Dergiler günümüzde bazı yönlerden sorunlu yapılar ve ortamlar olarak var olsalar bile şairler için iyi bir yetişme platformu olduğu gerçeğini değiştirmez bence. Editoryal özellikte olan tüm edebî platformlar genç şairler için iyi birer okuldur. Bu platformları geleceğe taşımak şiire ve edebiyata önem veren herkesin sorumluluğudur. Şiirin bittiği bir ülkeden kültür adına iyi şeyler beklemek abestir. Şiire ve şaire destek hem dergilere, hem de şiir kitaplarına gösterilen ilgi kadardır bizde. Özellikle sayıları her geçen zaman azalan dergilere ve şiir kitabı dosyalarını bastırmak için yayınevi bulmakta zorlanan şairlere bir de bu gözle bakılıp destek verilebilir. Elbette hakkını verenlere…

 

 

Şair olup da –sanırım- İstanbul’la ilgili şiir yazmayan yoktur, nedir sizce İstanbul’un cazibesi?

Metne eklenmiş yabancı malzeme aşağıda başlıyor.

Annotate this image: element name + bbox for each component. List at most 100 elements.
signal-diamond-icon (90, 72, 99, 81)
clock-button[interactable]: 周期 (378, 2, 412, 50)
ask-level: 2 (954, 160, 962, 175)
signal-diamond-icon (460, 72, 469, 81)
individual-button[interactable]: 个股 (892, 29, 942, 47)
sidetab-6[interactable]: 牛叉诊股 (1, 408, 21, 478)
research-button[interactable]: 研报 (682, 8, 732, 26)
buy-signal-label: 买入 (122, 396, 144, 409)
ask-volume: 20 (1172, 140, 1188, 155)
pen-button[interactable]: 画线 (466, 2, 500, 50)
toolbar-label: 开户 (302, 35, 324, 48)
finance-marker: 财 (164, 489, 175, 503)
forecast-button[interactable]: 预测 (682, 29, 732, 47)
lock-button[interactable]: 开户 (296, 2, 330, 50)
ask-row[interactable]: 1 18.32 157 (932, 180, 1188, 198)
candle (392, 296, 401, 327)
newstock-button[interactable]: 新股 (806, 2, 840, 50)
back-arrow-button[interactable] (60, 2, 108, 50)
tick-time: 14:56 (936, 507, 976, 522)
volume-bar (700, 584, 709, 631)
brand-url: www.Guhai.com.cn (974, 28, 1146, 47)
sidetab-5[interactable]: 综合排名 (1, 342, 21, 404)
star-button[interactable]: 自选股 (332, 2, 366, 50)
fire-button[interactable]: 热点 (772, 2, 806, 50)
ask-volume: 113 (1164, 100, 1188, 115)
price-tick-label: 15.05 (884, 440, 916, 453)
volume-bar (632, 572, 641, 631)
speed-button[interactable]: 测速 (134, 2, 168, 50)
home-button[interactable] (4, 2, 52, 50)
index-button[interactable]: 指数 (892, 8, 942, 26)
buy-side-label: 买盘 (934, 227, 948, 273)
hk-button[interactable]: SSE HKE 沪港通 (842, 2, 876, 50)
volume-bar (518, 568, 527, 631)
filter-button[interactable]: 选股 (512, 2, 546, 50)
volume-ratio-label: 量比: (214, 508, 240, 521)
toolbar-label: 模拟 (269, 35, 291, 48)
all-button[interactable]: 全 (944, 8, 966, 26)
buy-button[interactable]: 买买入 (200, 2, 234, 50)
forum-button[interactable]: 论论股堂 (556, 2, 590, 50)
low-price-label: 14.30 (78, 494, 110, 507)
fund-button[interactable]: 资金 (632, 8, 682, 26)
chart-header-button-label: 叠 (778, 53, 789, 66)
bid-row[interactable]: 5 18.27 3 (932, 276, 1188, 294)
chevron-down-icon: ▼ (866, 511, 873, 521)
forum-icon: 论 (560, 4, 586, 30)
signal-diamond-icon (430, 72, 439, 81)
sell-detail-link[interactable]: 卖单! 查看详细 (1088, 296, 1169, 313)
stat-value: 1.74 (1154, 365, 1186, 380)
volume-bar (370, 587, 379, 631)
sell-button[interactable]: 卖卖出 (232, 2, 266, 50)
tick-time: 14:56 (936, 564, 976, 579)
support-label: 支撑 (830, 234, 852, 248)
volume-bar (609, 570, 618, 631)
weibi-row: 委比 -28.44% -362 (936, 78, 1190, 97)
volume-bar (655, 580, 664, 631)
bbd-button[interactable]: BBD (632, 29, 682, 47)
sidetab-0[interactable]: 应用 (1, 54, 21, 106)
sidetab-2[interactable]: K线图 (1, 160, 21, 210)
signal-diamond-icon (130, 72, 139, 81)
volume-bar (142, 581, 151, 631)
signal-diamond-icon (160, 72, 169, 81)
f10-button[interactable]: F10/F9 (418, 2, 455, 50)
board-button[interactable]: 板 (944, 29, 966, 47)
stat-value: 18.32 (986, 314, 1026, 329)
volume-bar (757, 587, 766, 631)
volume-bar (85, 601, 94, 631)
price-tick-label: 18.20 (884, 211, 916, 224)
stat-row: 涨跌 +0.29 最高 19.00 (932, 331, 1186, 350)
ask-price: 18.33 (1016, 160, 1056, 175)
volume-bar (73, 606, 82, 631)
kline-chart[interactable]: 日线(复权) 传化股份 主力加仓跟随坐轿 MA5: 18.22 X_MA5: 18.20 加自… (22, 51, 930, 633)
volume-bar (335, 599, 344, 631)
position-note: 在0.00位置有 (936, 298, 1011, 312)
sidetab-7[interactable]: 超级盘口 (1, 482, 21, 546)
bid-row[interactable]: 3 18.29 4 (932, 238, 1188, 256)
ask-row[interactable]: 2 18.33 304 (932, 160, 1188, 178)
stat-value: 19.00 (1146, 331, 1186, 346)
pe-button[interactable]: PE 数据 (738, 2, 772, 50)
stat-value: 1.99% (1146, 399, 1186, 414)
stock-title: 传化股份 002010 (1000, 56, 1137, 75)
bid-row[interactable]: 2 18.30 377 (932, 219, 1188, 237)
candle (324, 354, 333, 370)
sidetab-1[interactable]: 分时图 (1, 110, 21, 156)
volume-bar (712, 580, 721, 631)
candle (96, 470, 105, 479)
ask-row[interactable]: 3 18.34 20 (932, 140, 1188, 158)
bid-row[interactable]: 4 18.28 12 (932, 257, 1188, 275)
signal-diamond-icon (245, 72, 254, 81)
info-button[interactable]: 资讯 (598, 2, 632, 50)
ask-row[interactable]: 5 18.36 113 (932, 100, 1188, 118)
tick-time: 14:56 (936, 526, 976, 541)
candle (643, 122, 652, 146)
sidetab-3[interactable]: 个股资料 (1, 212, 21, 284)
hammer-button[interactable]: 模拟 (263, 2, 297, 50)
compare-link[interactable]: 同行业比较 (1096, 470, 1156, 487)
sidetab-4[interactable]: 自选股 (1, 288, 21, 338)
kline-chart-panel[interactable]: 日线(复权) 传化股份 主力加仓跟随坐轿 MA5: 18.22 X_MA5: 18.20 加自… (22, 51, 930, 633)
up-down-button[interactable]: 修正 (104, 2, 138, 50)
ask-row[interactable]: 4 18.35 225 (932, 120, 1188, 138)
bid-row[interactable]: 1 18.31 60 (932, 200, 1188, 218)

Evet, İstanbul. Yüzyılların aşkının büyük sembolüdür İstanbul. Kıskanç âşıkların gözdesidir İstanbul. Anadolu’nun koynundan uğrunda ölecek nice kahramanlar çıkan şehir. Şaire ise bu şehre ya uzaktan âşık olmak ya da içinde boğulmak kalır. Asıl cazibesini birçok şeyden alır İstanbul. Bunların başında insanın öncesine (tarih) ve sonrasına (gelecek) ve de anına (şimdi) dair bir insanî yoğrulmuşluğunun temeli üzerinde Osmanlı’nın bu şehri İslam’ın referanslarıyla yeniden inşâ etmiş olması da bu cazibenin en önemli kaynağıdır bana göre. İstanbul’un siluetini de bu inşâ edilmişlik belirler nitekim. Daha ötesini düşünmeye dahi fırsat vermeyen mükemmel bir mimarî anlayışla inşâ edilmiş devasa bir şehir İstanbul.

Eski İstanbul ilham veriyordu. Acaba gökdelenli İstanbul da yine ilham veriyor mu şairlerimize?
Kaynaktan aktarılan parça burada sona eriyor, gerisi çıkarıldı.